The case in question involves actions taken by former software engineer and white-hat hacker Paige Thompson. Essentially a white-hat hacker is an individual who intentionally goes looking for vulnerabilities in systems so that companies can better safeguard against them. These people hack for the purpose of good. Back in 2019, Thompson downloaded hoards, totaling more than 100 million, of Capital One customer data. The data included extremely sensitive information like social security and bank account numbers. Due to the nature and sensitivity of the information that Thompson purposefully downloaded unbeknownst to Capital One or its customers has prompted legal prosecution. Simply put, Thompson is being brought on charges in court because she knowingly put over 100 million people’s personal information at risk. 
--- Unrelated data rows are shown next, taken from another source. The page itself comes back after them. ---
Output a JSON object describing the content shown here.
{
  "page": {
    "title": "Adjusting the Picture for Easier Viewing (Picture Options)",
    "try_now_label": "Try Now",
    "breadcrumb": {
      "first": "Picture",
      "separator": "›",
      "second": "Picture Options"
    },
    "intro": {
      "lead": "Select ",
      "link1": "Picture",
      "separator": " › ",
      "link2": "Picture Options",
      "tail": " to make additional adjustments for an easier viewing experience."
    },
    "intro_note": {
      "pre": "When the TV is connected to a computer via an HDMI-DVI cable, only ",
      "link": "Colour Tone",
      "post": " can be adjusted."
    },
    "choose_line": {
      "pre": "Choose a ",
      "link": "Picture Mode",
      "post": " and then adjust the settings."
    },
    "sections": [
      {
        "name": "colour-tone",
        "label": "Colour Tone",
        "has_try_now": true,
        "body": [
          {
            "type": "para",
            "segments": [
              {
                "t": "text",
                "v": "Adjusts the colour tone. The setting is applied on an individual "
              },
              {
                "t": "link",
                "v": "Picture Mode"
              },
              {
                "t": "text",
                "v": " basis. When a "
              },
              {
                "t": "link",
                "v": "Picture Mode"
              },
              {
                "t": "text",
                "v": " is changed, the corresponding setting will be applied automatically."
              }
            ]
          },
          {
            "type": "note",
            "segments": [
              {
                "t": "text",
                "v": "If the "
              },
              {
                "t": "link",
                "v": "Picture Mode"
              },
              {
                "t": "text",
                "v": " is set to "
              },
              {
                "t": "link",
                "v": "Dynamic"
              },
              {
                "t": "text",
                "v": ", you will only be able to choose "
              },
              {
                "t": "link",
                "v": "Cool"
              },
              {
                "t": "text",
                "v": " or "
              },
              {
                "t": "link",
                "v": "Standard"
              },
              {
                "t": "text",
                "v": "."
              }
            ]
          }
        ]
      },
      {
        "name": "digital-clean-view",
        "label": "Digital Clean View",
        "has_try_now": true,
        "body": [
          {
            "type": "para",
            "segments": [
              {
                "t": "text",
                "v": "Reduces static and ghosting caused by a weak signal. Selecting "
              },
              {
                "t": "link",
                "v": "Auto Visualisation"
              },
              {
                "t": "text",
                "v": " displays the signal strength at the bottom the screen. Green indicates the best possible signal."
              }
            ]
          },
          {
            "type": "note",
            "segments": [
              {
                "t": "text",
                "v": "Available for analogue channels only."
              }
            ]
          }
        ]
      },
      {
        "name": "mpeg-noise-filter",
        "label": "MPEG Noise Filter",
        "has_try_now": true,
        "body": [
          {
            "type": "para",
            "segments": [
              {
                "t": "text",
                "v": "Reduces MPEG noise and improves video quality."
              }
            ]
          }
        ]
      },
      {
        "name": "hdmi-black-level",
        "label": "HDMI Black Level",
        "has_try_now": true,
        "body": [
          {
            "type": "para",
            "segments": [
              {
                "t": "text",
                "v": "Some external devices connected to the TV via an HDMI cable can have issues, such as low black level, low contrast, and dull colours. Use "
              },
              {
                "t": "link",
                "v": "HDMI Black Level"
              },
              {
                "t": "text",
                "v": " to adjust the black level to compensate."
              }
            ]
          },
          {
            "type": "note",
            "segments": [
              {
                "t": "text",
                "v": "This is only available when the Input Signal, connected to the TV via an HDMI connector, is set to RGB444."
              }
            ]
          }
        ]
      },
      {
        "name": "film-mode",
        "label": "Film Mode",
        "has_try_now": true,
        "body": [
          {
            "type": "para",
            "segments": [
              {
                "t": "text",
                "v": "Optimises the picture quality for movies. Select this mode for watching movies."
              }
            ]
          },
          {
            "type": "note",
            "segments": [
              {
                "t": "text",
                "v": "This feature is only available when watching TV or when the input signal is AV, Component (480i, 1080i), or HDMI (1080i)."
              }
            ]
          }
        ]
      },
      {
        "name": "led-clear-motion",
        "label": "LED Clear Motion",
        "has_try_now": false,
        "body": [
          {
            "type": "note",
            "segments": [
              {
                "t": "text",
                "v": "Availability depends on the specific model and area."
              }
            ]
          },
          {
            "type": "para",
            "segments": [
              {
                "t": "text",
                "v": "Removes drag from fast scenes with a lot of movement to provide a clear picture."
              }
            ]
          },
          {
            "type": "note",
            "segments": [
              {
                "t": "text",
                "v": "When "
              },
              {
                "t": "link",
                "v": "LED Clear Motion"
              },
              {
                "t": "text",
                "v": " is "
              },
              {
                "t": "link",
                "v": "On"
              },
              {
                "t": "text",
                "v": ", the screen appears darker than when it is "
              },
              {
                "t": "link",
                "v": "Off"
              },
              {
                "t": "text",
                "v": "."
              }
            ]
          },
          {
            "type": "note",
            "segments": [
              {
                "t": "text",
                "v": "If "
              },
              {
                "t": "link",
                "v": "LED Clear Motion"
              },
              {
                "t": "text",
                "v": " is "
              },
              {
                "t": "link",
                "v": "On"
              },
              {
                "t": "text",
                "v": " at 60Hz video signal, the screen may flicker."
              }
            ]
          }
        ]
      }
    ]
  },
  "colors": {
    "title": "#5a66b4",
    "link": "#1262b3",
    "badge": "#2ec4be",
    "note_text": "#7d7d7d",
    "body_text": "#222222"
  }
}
On the surface, Thompson’s actions were undoubtedly wrong. Millions of people had no idea that their extremely sensitive personal information was in the hands of a complete stranger. That being said, Thompson’s lawyers are arguing that her intent was not to mishandle or misuse any of that information. She was merely trying to exploit Capital One’s system for vulnerabilities to then in turn help the bank. And that, unfortunately, she went about it the wrong way and made a “novice white-hat hacker” mistake. Thompson’s lawyer also pointed to the broad nature of the Computer Fraud and Abuse Act, arguing that it needs to be more clearly defined so that people like Thompson don’t end up getting caught in its web. 

On the flip side, the prosecution is arguing that even if she didn’t intend to do anything malicious with the information that she acquired that her actions were far from altruistic. Nicholas W. Brown, the U.S. attorney for the Western District of Washington, disclosed in his legal filing against Thompson that her underlying motivation was monetary and reputational gain. He argued that the fact that she would be helping Capital One was a tertiary motivator at best. “Even if her actions could be broadly characterized as ‘research,’ she did not act in good faith. She was motivated both to make money and to gain notoriety in the hacking community and beyond,” wrote Brown in the legal filing obtained by The New York Times.

Moreover, others in agreement with Brown have asserted that they think Thompson’s actions went beyond that of what a white-hat hacker would typically do, citing that she probed too deeply into Capital One’s systems. “Legitimate people will push a door open if it looks ajar,” said Chester Wisniewski, who works as a principal research scientist at Sophos, to The New York Times.

Ultimately, it still remains to be seen how this court case will play out. However, whatever the verdict ends up being will serve to lay the groundwork for how permissible hacking becomes in the future. It will also serve as the foundation to determine who gets to legally gain access to individuals’ most sensitive personal information without them ever knowing. Consequently, there is a fine moral line being straddled there.